奴は微かに見える片目で、その一団を見ていたのだろう。一際甲高い悲鳴を上げた。
「ギャアアアアーーーーー!」
黒い軍団が奴を突き刺し、その身体は橋の手摺りを後ろ向きに乗り越え、その向こう側に落下して行った。
頭から落ちて行ったその身体は、大きな飛沫〔しぶき〕をあげて川の中へ……。
バッシャーーーン!
その音のすぐ後にグキッ! と言う音がしたが、聞こえた者は少ないだろう。
奴が落ちた水の上には赤い色が広がっていき、一旦沈んだ後に浮かび上がってきた奴の身体と共に下流へと流れ始めた。
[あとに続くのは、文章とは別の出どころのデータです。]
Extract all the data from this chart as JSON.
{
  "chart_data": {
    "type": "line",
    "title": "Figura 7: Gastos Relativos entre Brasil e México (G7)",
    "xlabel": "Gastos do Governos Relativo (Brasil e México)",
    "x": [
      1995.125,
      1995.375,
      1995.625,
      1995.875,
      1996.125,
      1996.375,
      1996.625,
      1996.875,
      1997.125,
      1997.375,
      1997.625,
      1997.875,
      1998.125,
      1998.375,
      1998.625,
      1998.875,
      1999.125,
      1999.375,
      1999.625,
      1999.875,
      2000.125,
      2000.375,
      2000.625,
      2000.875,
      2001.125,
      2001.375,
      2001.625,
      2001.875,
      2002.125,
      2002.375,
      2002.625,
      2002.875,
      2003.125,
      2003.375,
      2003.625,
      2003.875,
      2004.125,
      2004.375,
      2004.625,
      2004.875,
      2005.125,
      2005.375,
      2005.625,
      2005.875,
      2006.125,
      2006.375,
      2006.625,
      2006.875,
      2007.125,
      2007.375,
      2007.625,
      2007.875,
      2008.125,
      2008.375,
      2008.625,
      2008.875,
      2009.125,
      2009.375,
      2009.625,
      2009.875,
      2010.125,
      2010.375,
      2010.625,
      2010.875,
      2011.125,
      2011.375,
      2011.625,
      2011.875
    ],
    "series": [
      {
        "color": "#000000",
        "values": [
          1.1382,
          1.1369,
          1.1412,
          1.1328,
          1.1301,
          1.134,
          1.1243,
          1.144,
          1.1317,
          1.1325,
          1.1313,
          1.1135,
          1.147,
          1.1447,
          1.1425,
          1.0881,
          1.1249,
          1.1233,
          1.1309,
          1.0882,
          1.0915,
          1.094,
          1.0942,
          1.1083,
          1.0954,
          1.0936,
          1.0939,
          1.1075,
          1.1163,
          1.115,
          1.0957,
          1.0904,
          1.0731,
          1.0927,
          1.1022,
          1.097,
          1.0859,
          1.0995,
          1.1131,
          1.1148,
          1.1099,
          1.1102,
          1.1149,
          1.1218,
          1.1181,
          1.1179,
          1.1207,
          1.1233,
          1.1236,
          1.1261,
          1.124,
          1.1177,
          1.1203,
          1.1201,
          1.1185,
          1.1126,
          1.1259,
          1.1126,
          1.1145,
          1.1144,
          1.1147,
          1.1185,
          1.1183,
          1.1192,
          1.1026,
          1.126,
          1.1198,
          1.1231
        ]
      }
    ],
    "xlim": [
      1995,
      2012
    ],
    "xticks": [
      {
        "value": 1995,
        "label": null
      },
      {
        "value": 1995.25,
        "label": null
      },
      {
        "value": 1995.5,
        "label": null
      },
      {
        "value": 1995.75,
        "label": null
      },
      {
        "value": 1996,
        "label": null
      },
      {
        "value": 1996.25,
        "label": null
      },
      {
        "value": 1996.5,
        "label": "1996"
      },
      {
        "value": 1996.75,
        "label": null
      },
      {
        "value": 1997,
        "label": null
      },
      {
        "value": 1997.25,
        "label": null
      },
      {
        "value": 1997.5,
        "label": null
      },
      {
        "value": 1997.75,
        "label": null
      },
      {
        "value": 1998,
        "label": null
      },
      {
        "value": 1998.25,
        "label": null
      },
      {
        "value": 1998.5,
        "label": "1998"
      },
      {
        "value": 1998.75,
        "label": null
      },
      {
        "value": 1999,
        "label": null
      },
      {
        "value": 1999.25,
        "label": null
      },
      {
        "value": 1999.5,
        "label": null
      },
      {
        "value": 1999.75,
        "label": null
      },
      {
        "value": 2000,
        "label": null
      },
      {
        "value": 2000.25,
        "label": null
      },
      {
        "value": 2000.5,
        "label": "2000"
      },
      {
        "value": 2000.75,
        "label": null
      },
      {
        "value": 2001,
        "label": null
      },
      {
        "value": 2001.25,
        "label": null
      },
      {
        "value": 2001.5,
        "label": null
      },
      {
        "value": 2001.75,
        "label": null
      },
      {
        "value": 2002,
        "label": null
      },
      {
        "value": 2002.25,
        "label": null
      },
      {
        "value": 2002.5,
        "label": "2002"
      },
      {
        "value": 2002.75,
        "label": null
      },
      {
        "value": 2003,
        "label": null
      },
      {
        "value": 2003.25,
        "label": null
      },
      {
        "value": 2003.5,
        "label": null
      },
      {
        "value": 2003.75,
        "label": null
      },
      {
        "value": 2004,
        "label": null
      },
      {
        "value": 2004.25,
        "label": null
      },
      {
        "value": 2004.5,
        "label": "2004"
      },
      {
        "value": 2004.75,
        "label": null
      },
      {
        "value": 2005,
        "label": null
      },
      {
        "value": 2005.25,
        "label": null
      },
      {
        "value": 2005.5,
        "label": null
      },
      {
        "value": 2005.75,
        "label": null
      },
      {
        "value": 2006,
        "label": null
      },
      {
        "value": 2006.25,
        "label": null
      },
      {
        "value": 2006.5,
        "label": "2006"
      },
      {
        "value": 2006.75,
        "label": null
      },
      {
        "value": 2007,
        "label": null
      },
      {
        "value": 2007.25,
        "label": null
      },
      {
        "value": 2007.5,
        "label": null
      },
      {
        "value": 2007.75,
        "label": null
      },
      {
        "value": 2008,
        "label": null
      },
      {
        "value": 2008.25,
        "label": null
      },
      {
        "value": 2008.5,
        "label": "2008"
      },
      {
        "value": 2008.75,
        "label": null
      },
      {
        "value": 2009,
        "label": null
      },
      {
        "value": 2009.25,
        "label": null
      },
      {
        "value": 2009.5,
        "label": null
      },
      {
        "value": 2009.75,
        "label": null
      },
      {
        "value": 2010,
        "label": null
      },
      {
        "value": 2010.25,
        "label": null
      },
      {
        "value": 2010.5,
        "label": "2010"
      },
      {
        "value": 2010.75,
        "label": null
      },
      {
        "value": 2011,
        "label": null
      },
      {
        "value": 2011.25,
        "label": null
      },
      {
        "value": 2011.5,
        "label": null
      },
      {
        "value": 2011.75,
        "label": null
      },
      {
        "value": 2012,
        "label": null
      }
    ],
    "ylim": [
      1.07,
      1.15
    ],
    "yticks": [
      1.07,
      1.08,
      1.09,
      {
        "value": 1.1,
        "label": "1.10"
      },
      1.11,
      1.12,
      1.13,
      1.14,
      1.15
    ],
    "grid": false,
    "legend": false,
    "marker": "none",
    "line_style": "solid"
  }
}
その時になってようやく、周囲で見守っていた誰かがパトカーを呼んだのか、遠くからサイレンの音が近付いてきた。
俺は橋の上から、流れ行く奴の姿を目で追っていたが、仲間たちに解散の合図をすると素早く空へと舞い上がった。
「これで奴への制裁は終わった!」
俺は、決して晴れ晴れしいとは言えない苦い思いが胸に残った。
しかしそれ以上に、真由美さんやその他大勢の被害者が、もうこれ以上苦しまなくても済むという安心感にも満たされ、その両方が複雑に絡む思いを抱いて、疲れた身体を癒すため一旦ネグラへと戻った。